The Storm by Amanda Jennings

The Storm is a dual-timeline psychological suspense novel set on the Cornish coast. Hannah is trapped in a toxic marriage to a man she does not love; the only good things in her life are her teenage son, Alex, and her dog, Cass. This is a realistic and chilling portrayal of coercive control, but why does Hannah tolerate Nathan’s treatment of her?

The story is mainly told from Hannah’s point of view, with some chapters by her husband, Nathan, and others by her old boyfriend, Cam, who was a trawlerman. After an argument with his father, Alex runs away. This is the catalyst that destroys the status quo, brings Cam back to Newlyn, and forces everything out into the open.

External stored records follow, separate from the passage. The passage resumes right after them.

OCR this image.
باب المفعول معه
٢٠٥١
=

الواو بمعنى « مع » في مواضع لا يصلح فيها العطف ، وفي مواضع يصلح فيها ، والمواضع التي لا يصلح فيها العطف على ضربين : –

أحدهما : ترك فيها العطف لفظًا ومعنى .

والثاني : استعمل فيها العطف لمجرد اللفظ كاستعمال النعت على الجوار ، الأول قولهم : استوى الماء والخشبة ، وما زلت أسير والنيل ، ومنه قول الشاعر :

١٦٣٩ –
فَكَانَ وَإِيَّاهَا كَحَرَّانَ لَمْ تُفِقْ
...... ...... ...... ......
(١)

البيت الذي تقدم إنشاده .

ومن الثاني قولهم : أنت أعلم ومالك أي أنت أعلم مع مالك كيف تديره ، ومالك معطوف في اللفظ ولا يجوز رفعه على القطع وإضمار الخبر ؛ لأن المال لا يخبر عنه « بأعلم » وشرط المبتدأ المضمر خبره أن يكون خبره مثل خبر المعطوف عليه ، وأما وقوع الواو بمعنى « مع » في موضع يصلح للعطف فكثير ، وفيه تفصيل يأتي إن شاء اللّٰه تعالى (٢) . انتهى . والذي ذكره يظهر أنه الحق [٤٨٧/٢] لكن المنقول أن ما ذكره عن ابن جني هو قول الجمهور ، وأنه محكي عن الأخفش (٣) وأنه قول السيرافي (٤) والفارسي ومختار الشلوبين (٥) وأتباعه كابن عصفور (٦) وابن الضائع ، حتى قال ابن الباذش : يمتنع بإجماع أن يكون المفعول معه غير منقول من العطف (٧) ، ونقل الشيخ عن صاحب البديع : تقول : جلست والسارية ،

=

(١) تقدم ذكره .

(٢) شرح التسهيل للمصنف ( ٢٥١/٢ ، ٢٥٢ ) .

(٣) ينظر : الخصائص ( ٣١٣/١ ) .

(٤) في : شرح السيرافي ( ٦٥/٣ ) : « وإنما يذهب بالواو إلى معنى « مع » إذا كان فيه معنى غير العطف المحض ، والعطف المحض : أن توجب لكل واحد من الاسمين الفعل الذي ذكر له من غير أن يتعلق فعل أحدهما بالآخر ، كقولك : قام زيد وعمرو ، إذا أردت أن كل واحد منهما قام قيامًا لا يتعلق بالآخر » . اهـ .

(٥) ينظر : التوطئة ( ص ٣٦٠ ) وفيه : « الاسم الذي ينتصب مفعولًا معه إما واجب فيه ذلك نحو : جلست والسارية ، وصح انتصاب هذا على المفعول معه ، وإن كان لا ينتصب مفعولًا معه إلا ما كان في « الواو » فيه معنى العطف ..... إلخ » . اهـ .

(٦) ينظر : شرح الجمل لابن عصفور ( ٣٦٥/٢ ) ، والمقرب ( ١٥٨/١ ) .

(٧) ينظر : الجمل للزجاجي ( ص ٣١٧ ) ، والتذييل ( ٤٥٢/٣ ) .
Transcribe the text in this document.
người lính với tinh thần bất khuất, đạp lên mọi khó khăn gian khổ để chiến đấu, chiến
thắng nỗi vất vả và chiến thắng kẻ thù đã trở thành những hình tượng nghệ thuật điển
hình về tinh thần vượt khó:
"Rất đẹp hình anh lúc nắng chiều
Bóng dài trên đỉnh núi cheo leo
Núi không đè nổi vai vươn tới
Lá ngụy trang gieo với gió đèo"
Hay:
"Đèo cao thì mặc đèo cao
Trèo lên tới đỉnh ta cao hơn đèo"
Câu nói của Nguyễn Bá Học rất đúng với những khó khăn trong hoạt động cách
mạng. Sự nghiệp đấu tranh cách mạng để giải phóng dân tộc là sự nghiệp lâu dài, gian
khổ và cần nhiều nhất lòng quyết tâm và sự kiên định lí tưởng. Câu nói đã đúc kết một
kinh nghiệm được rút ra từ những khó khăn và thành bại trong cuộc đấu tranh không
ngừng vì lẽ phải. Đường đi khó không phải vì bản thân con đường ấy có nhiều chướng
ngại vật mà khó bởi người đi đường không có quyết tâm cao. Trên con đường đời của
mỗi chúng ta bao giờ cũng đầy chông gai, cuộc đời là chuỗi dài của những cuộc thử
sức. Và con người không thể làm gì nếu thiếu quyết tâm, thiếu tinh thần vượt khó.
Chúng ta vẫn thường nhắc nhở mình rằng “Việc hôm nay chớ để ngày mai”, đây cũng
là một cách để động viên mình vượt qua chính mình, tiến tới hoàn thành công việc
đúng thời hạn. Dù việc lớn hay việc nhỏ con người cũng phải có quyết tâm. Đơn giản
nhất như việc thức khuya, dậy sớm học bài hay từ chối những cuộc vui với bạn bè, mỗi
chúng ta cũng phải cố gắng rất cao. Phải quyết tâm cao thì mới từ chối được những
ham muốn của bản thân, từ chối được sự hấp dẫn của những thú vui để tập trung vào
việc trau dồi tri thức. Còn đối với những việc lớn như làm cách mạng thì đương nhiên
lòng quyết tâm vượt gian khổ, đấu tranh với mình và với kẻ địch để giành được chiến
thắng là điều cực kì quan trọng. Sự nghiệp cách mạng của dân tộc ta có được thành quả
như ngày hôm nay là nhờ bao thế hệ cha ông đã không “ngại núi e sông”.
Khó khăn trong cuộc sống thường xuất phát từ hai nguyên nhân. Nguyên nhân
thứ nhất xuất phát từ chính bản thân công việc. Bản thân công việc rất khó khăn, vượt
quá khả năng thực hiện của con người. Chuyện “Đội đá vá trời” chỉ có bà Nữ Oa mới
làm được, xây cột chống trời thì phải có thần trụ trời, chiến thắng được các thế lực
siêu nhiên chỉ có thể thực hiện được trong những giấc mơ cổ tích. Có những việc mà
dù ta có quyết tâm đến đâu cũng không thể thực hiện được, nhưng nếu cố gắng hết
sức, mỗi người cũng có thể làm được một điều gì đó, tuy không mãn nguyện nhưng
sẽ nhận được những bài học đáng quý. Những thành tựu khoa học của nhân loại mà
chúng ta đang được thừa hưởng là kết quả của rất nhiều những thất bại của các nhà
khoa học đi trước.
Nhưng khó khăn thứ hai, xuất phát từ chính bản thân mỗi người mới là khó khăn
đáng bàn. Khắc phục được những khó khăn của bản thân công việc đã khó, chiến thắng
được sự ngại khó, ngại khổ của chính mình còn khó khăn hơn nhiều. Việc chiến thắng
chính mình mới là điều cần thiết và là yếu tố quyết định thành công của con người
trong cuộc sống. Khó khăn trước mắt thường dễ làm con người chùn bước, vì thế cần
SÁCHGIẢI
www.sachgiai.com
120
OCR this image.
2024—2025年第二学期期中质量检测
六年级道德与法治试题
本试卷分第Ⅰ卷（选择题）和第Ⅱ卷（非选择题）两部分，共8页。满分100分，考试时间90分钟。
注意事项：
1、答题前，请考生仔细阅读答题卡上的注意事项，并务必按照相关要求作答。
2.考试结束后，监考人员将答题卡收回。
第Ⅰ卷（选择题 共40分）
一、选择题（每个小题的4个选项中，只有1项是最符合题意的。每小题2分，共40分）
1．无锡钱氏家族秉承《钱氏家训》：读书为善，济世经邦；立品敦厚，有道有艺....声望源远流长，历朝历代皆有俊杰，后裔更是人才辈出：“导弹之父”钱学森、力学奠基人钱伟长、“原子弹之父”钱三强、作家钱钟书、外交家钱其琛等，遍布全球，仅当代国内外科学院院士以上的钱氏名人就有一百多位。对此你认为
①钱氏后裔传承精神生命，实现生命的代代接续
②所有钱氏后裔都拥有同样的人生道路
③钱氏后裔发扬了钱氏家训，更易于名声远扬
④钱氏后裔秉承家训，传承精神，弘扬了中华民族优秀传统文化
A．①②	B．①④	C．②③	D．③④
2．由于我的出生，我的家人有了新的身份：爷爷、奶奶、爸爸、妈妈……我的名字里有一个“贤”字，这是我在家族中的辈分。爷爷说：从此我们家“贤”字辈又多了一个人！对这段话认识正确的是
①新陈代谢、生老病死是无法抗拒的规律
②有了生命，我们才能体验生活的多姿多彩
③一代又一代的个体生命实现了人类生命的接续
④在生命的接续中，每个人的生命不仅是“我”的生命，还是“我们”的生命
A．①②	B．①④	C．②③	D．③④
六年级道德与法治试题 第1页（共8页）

To begin with, the secrets of the past are gradually revealed in short flashbacks that keep the story moving along, but it drags a bit in the middle with a long section on the ill-fated fishing trip and the storm. With a bit of judicious editing the reader would still have got the point, and the narrative would have flowed better. The descriptions of life at sea on a fishing trawler were both convincing and terrifying, but some of the other members of the crew were shown in a particularly unflattering light.

The characters are well drawn, even the horrible ones. Nathan is a bit of a Jekyll and Hyde character, with his public persona a complete contrast to how he behaves behind closed doors. He is truly abhorrent, but what is worse is that he seems to believe he loves Hannah, and is treating her well. Even allowing for the passing of time, Hannah is unrecognizable and a shadow of her younger self. It’s as if Nathan has  literally sucked the life out of her.

The strong sense of place shows in the vivid descriptions of the Cornish coast; I’d quite like to visit Newlyn sometime and see it for myself. I had not read any other books by Amanda Jennings, but will remedy that as soon as I can.

Thanks to HarperCollins HQ and NetGalley for a digital copy to review.